I was told by someone, while visiting Boston, that millions of dollars changed hands every day, some of which inevitably slipped through the fingers of frivolous spenders and dealmakers. All you had to do was be there to catch it. No one had ever told me this in Buffalo.
In Buffalo we were concerned about keeping our sidewalks clean after the snowfall. We bragged about our supermarkets and architecture and how cheap things were. We got by - sometimes barely - and we had different expectations than the people in those other cities.
In 1994 we left, car packed to the visors with possessions and artifacts of a soon-to-be former life. We arrive in Boston, and the first thing I noticed was that they did not clear their sidewalks after the snowfall. This would have never happened in Buffalo.
We held our arms out and ran around catching some of the money that slips though the fingers of frivolous spenders and dealmakers. Five years later we were on our way to being millionaires. This would have never happened in Buffalo.
I was told by someone, while living in Buffalo, that California was a terrible place. Los Angeles, in particular, was a horizontal megalopolis spilling out over vast desert. Drivers shot at each other on the highways for failing to signal. Gangs roamed the streets and smog strangled the sunlight into a pale diffusion of dismal light. This was not a place to go. Ever.
Years later, I found myself walking towards the Pacific Ocean. I knelt on the sand and touched the earth with the gratefulness of a man who had nearly died at sea. The water was warm as it soaked the cuffs of my pants. I almost cried for having been deceived by half-truths.
My mother told me that she had cancer. I flew her to Seattle so that I could spend some time with her. I was shocked by the sight of her, an annual after the frost, withered, frail, pathetic. It was not the disease that did this to her. It was the winter, which kept her imprisoned in a basement apartment, her world a television set and what she might observe through high basement windows. Her perspective was that of a woman having to look up at the snow and ice and cars and boots that represented the place where elderly hips and collarbones are broken.
I offered her my home in Florida as a place to escape the cruel seasons. She replied that someone she knew told her it was flat there and the people were unfriendly. I told her about the lies I had heard too.

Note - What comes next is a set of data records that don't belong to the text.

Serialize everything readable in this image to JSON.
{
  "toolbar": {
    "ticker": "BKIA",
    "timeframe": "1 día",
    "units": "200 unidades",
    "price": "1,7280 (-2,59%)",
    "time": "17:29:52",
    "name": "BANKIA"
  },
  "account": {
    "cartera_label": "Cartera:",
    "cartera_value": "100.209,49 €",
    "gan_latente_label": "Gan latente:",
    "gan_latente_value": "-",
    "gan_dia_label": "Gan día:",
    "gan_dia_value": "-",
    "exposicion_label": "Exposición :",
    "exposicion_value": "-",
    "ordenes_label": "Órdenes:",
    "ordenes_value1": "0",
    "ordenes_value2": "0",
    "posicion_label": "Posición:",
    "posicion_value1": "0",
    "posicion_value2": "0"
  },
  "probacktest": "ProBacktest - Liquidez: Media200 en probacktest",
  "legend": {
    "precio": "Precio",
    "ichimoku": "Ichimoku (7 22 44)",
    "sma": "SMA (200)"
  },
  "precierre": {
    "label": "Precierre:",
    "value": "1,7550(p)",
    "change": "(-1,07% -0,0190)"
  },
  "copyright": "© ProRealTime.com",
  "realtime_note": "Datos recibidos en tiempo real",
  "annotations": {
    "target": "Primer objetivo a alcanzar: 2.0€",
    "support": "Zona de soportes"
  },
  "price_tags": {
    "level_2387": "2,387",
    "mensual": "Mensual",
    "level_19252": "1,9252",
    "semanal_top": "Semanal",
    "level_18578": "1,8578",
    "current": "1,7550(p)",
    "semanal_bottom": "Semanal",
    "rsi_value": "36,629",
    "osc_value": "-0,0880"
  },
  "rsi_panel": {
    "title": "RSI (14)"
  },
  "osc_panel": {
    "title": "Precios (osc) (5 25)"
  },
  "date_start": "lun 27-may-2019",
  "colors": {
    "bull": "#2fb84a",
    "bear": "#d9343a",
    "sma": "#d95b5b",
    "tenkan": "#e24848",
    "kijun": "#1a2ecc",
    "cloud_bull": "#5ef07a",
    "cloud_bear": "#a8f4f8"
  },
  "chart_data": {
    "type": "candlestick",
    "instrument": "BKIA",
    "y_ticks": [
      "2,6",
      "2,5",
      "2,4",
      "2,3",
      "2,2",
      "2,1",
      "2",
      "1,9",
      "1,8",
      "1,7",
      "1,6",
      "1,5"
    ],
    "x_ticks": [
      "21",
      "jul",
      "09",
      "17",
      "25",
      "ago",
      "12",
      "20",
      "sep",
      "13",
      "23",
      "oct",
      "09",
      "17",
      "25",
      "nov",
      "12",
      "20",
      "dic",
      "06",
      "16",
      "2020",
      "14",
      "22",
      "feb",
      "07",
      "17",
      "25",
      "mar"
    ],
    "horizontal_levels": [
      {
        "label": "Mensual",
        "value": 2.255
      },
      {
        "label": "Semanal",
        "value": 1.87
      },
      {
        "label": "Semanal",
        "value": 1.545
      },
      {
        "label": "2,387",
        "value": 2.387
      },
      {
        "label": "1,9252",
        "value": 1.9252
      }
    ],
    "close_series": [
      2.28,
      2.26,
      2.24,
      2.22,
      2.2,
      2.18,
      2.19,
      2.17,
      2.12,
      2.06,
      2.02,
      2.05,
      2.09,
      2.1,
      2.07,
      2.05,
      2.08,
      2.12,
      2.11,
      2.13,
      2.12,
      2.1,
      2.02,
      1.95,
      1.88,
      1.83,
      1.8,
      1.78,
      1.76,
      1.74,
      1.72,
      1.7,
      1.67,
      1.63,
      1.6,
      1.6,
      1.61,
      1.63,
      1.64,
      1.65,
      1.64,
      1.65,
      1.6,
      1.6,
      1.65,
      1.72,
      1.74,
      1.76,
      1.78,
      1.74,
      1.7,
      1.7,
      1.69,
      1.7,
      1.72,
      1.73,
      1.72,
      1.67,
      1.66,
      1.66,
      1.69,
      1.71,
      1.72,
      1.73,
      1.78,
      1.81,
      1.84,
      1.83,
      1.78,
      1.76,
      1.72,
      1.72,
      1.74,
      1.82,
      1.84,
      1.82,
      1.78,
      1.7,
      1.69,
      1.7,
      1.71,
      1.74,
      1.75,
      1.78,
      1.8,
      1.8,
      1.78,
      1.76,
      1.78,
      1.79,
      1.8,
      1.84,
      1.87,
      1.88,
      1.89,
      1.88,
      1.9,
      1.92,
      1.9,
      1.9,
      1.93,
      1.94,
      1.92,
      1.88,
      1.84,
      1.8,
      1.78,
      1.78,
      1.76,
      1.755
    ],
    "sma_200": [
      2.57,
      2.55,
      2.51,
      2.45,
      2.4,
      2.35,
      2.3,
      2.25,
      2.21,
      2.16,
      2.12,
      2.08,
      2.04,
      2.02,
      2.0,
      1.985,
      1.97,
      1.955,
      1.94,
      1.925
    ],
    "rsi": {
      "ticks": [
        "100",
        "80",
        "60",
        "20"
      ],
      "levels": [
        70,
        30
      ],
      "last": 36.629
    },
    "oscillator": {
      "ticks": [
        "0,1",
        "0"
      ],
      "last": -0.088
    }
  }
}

For the rest of our visit, she dwelled on the past. She spoke of my father as if they had never divorced. She spoke of Buffalo as if the streets were teaming with post-war solders and swank couples. Cocktails and Sinatra, big American cars with fins, and a contagious optimism existed where a sullen mall stands today. I marveled at her courage, cancer merely an inconvenience, while she lived in this perpetual reverie - but then I realized, like Buffalo, she was already dead.